Dura lex sed lex. La Fevad se met au service de la loi et décrypte les grandes réformes du droit de la consommation dans un atelier au salon E-Commerce One-to-One en mars 2016 à Monaco.

Panorama des nouvelles obligations légales du e-commerce

« Nul n’est censé ignorer la loi, surtout les professionnels », note Marc Lolivier, directeur général de la Fevad. Le respect des lois n’est pas que l’affaire des juristes. C’est le socle de la relation de confiance entre une marque et un client et « un gage de réussite pour les entreprises ».

La Fevad décortique 5 mesures législatives entrées en vigueur ou sur le point de l’être et accompagne les entreprises dans l’application des nouveaux textes réglementaires.

Nouveauté #1 : la médiation obligatoire pour tous, online et offline

La médiation est un mode de résolution des litiges à l’amiable, gratuit pour le consommateur et confidentiel. Elle intervient après échec des démarches impératives préalables entre un consommateur et un retailer et concerne tous les secteurs de la consommation.

Et maintenant ? Depuis le 1er janvier 2016, la loi prévoit un droit à la médiation en faveur des consommateurs pour un litige contractuel national ou transfrontalier entre un consommateur et un professionnel. Tout consommateur peut recourir gratuitement à un médiateur pour la résolution amiable d’un litige. Le médiateur est rémunéré indépendamment des résultats de la médiation.

Désormais, les e-commerçants européens doivent spécifier dans les conditions générales de vente, pour les litiges d’un achat online national ou transfrontière, la possibilité de recourir à la médiation après échec de tentatives amiables en renvoyant à la consultation du site internet de la Commission d’évaluation et de contrôle de la médiation (CECM). Cette mention peut être ajoutée au FAQ et à toutes les étapes de la commande.

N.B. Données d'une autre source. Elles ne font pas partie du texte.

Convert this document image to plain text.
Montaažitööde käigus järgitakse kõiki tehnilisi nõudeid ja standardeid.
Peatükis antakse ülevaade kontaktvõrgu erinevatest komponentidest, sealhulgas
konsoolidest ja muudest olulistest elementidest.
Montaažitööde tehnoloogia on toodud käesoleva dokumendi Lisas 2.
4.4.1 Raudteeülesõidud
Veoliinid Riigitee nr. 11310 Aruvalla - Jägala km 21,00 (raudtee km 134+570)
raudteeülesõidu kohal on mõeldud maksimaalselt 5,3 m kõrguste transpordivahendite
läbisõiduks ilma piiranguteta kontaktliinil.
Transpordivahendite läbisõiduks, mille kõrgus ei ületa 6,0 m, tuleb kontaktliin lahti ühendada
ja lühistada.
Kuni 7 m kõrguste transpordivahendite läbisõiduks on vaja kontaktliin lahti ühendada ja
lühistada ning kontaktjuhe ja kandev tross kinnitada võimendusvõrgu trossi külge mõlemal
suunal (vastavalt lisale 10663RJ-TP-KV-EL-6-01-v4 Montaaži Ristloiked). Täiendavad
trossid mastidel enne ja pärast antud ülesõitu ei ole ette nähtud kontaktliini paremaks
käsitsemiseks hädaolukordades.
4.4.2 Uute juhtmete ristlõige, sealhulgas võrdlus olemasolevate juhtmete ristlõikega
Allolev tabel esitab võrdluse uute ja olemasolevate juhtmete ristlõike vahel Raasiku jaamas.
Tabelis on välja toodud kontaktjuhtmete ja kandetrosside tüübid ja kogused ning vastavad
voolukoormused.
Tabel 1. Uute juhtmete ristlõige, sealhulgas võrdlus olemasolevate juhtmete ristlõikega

Nouveauté #2 : fin du prix de référence pour les opérations promotionnelles

Le prix de référence (celui qui était barré ou qui faisait l’objet du rabais) était strictement encadré : il correspondait au prix le plus bas pratiqué dans les 30 jours précédant l’opération.

Nouvel arrêté en mars 2015 : le retailer devient libre de définir le prix de référence dès lors qu’il est loyal. « C’est plus large donc plus favorable au vendeur, mais cela laisse plus de place à l’incertitude », explique Laure Baete, juriste à la Fevad.

Et maintenant ? En septembre 2015, la Cour de justice européenne rebat les cartes et apporte un éclairage nouveau. Une nouvelle ordonnance devrait supprimer à l’avenir l’obligation d’afficher un prix de référence. « Un vrai changement, car on est passé d’un régime assez rigide à un système plus anglo-saxon. »

Nouveauté #3 : nouvelle garantie légale de 24 mois

Avec la Loi Hamon, le régime de la garantie évolue et requiert plus de transparence à l’égard du consommateur.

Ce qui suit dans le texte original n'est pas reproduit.